Sem água tratada, saneamento básico, energia eléctrica ou qualquer outro serviço básico, mais de 60 famílias integram aquilo que se convencionou chamar «Bubas2». «Trata-se de uma ocupação dentro de outra ocupação», explica Cecília Angileli, ex-vice-reitora da Universidade Federal da Integração Latino-Americana (Unila) e pós-doutorada em Gestão e Desenvolvimento Territorial.

«Por meio da Escola Popular de Planejamento da Cidade, realizámos entre 2018 e 2019 uma série de estudos sobre a expansão da Ocupação Bubas. Denominámos esta nova área como 'Bubas2'. À época, fizemos o cadastro dos novos moradores e identificámos cerca de 60 famílias, com média salarial de 500 reais [cerca de 79 euros]. Desde então, este número só tem aumentado», informou a investigadora.

De acordo com Angileli, uma boa parte das famílias veio da própria ocupação. «Observámos que muitos casos eram de pessoas que pagavam aluguer dentro da ocupação, e que viram na área desocupada a oportunidade de ter moradia própria», explicou.

A ocupação não tem as condições míninas para a habitação / Bruno Soares

Foi o caso da comerciante Jenny Fernandes. Mãe de duas crianças, a jovem de 24 anos construiu a sua barraca com a ajuda do marido. «Eu estava desempregada, não tinha mais condição de pagar aluguer.

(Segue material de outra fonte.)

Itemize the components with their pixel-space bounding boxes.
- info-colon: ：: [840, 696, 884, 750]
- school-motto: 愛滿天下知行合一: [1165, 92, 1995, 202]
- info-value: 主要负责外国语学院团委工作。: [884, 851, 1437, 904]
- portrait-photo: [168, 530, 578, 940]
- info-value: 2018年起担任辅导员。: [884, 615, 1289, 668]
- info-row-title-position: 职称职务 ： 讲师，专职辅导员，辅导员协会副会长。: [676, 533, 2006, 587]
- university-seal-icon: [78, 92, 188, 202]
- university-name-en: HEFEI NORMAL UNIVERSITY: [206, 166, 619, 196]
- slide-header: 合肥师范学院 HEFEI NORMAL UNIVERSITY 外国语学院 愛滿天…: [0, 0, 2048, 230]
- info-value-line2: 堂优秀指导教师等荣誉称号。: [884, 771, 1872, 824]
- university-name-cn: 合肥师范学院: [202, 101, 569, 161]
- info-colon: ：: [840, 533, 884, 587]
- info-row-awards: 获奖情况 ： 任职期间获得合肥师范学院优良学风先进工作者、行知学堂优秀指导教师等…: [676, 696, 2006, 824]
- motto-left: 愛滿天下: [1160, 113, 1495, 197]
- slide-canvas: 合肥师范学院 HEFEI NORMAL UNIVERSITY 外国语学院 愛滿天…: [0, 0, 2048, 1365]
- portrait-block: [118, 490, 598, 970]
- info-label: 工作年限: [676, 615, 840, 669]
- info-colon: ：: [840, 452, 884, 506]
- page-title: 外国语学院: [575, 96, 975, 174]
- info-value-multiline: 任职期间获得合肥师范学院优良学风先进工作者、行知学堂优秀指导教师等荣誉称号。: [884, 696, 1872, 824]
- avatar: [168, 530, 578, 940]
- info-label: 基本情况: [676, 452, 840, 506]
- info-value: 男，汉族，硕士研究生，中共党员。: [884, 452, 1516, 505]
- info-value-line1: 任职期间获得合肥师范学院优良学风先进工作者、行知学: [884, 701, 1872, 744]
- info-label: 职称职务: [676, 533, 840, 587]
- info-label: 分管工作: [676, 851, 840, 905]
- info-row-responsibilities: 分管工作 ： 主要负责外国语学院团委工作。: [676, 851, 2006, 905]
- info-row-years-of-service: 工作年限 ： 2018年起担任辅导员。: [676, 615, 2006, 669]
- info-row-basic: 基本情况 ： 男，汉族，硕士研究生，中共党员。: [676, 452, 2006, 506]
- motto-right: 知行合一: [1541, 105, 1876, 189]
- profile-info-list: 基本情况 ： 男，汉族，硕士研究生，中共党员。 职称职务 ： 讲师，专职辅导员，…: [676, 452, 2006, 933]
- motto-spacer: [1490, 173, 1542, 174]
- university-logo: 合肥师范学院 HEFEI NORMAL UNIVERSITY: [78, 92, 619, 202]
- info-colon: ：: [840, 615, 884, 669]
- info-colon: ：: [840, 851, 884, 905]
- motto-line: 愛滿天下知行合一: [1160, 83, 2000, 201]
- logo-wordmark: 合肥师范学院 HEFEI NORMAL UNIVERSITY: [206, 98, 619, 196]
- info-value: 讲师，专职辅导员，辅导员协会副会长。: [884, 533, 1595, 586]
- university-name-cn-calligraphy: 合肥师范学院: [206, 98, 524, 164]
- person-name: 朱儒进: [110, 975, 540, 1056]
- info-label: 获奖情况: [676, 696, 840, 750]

Era tudo dominado por mato, limpámos o que precisava e hoje temos a nossa casinha, é simples, mas é do nosso jeito», disse ao Brasil de Fato.

Entre os incómodos de viver num local sem condições mínimas para habitação, destacou o barulho constante dos camiões que passam pela ponte e os animais venenosos. «É muito barulho de camião, o tempo todo. E também tem o risco de picada de insectos peçonhentos, cobras, aranhas. Não é fácil, mas é o que temos», concluiu.

Oito anos de luta e espera

A «Ocupação Bubas» começou em Janeiro de 2013, num terreno de 40 hectares, que não tinha qualquer função e que passou a servir de abrigo para pessoas em situação de vulnerabilidade social, a quem havia faltado o apoio dos poderes públicos.

Assim que o terreno foi ocupado, o proprietário, Francisco Buba, um engenheiro civil pioneiro na Foz do Iguaçu, apresentou um pedido de recuperação do imóvel na Justiça, e o governo do estado no Paraná chegou a emitir uma ordem de expulsão das famílias. No entanto, os moradores não arredaram o pé e o despejo não se concretizou.

Em meados de 2015, a Unila entrou na ocupação, que se foi expandindo, e iniciou o cadastro de todos os que lá viviam, algo que, revela o Brasil de Fato, nem o município de Foz do Iguaçu nem a Companhia de Habitação do Paraná tinham feito.

A «Ocupação Bubas» começou em Janeiro de 2013, num terreno de 40 hectares; os moradores aguardam que o município realize obras de infra-estrutura no local / Bruno Soares

O trabalho da universidade na ocupação foi fundamental para que, em Abril de 2017, a Justiça local revogasse o «sim» ao pedido de recuperação do terreno apresentado pelo proprietário. A decisão judicial de não retirar as famílias fundamentou-se em artigos da Constituição Federal que garantem o direito à habitação e também em tratados da Organização das Nações Unidas.

Desde então, o processo passou a decorrer no Tribunal de Justiça do Paraná, que terá de decidir a quem cabe indemnizar o proprietário do imóvel. A expulsão dos moradores já não está em discussão. Apesar disso, nota a fonte, a falta de uma sentença definitiva é utilizada pelo município como argumento para não dar início ao processo de urbanização do bairro, considerado ilegal.